Toronto – May 21, 2020 – While Canada is still in the grips of the COVID-19 pandemic, our efforts in physical distancing and other measures have helped slow the spread of the coronavirus, to the point where governments are now looking at slowly reopening parts of the economy. But as we look further into the future of what Canada may look like post-pandemic, we must be wary of those who will once again be calling for austerity.
Corporate elites have remained fairly quiet in the face of government moves to help people weather the crisis with major public spending on programs like the Canada Emergency Response Benefit (CERB). These programs have garnered the support of most Canadians, and thanks to the work of the labour movement and the New Democratic Party (NDP), the federal Liberals have been pushed to do even more for those in greatest need of support.
COVID-19 has revealed some ugly truths to Canadians. Decades of austerity, tax cuts for corporations and the wealthy, privatization, and cuts to health care and education left the country struggling to respond to the pandemic, while also exposing the fact that too many workers are just a few dollars away from economic hardship.
Recent polling shows a clear majority of Canadians agree that COVID-19 has exposed how poorly workers and the elderly have been treated, as well as the social inequality that has been created by the austerity agenda. The same polling also shows that almost three-quarters of Canadians now expect a broad transformation of society, with a majority expecting to see major social reforms prioritizing health and wellbeing. One positive aspect of the pandemic is a renewed recognition of the role that government can play in creating a more just society.
But let us not be fooled into complacency. We cannot forget that those who peddle the austerity agenda are not about to give up without a fight to protect the interests of the rich and powerful.
Provinces with conservative governments have already begun to wield the austerity axe. In Alberta, the government laid off over 20,000 education workers and it is still moving ahead with its budgeted agenda of cuts to health care and other public services. In Manitoba, the government is pondering some of the largest cuts to the public sector in decades.
The voices of austerity are beginning to raise their ugly heads with their same old mantra of “we can’t afford it.” Jack Mintz, the go-to economist of the right, has recently written that public sector workers are too secure, and with heavy job losses in the private sector, there must be corresponding losses and rollbacks in the public sector. Another conservative economist, Phill Cross of the Fraser Institute, claims that we will need to cut public sector wages by 20 percent coming out of the pandemic.

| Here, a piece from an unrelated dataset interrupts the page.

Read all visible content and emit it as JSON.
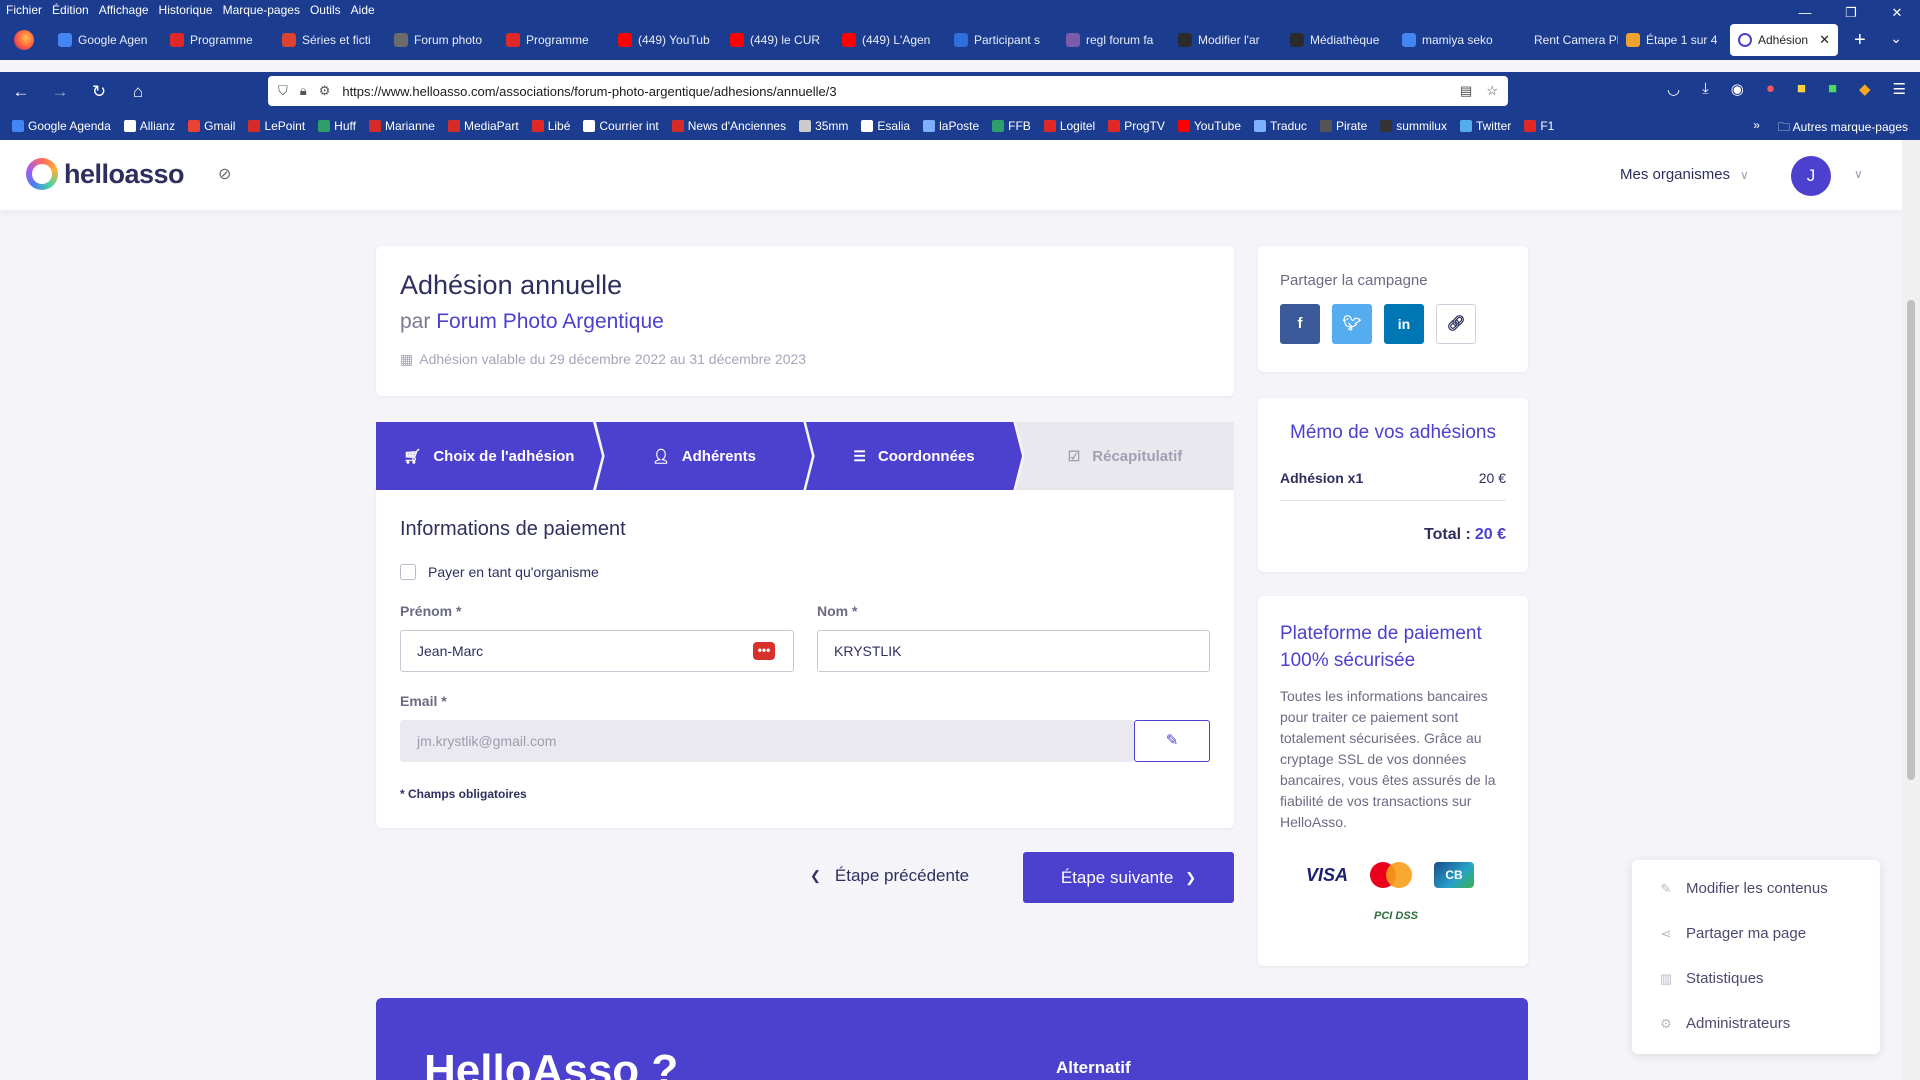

Former Conservative Prime Minister Stephen Harper, meanwhile, recently wrote in the Wall Street Journal that the case for austerity may encounter serious resistance due to COVID-19, and that public leaders must convince people that we can’t afford new social spending.
Mintz, Cross, and Harper have all been appointed to Alberta’s emergency economic panel to help the province recover economically, and it isn’t hard to guess what they will recommend: lower taxes for corporations and the wealthy, more privatization and pay cuts, and the elimination of public sector jobs and regulations – like health and safety standards – that protect working people.
These elites have had their way for decades, and while a small few have become enormously wealthy, more and more Canadians are struggling to survive as income inequality continues to worsen.
Conservatives across the country are now worried that COVID-19 has opened the eyes of many Canadians to the failure of the austerity agenda, and that people might finally start to demand something better.
As we grapple with the fallout of the COVID-19 pandemic, now is not the time for austerity. Now is the time to invest in workers and our public services, to provide safe working conditions, to invest in a new green economy, to ensure that our seniors are properly cared for, and that our health care system can withstand any challenges that may arise. Now is the time to invest in all Canadians, and to say “No!” to those who are peddling more austerity.